We understand that the figure represents a 29.08 percent increase when compared to the N5.02 trillion FAAC distributed during the same period of 2024.

This is a story about accountability and how much of that money actually reaches schools, health centres, roads, and local communities.

Nigerian states received more cash than ever, yet citizens are still paying for missing teachers, empty clinics, and broken water pumps.

The system that should turn money into services is failing because, as budgets are approved and funds are released, there is often no clear link between what is allocated and what is delivered.

Local government allocations, meant to help communities directly, get trapped in state-controlled accounts. Citizens have almost no way to oversee spending, and the transparency that should guide these inflows is mostly absent. In short, millions are flowing, but development is not.

Who is responsible?

Quite simply, state governors who control the funds, state houses of assembly that approve budgets but rarely check how money is spent, ministries of finance that do not publish clear reports, and federal institutions that hand out money without insisting on results.

When schools lack teachers, hospitals lack drugs, and roads remain impassable despite record FAAC inflows, the people in power have failed in their duty to the citizens.

The numbers are staggering. Monthly allocations are regularly above N500 billion, peaking above N720 billion, with oil-producing states benefiting the most thanks to the 13 percent derivation principle.

But has any of that wealth translated into better services? Sadly, no, with women and girls disproportionately affected, as collapsed health centres, unsafe schools, and broken water systems hit them first and hardest.

Rural communities and persons with disabilities are often left invisible, showing that money alone does not guarantee equity or inclusion.

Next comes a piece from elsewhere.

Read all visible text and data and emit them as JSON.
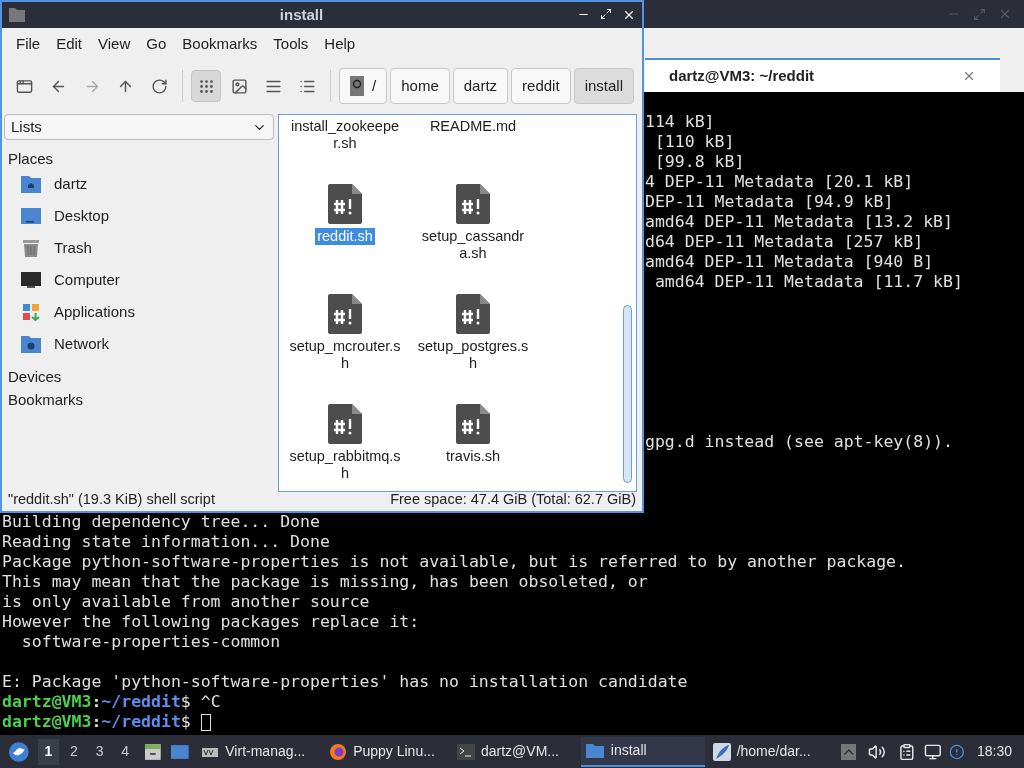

Governors, here are some questions you cannot ignore: How much of your FAAC allocation actually went to education, health, and water? How much reached local governments directly? Where are the public spending reports?

Silence on these questions is itself an answer. Citizens deserve to know whether inflows are improving lives, or just fattening overheads and bank accounts.

So what can we do now as citizens?

Demand that your state government publish a simple FAAC spending breakdown for 2025. Call for town halls where commissioners explain how money was used.

You can also file requests under the Freedom of Information Act for state and local government spending reports. Track your schools, health care centres, and roads to see if funds match results, and when it is election time, vote with memory, not promises.

Government institutions, including ministries, departments, parastatals, and agencies, must also step up. State assemblies should hold public hearings, while state governments must publish quarterly citizen-friendly reports.

The federal government should tie allocations to minimum service delivery benchmarks, and anti-corruption agencies must audit states that receive huge inflows but deliver little to the people.

Civil society and the media can no longer just report figures, they must track real impact, asking the hard questions and holding leaders accountable for translating money into development that citizens can see and feel.

Until we do this, celebrating N6.73 trillion is just clapping at smoke while citizens walk barefoot through potholes.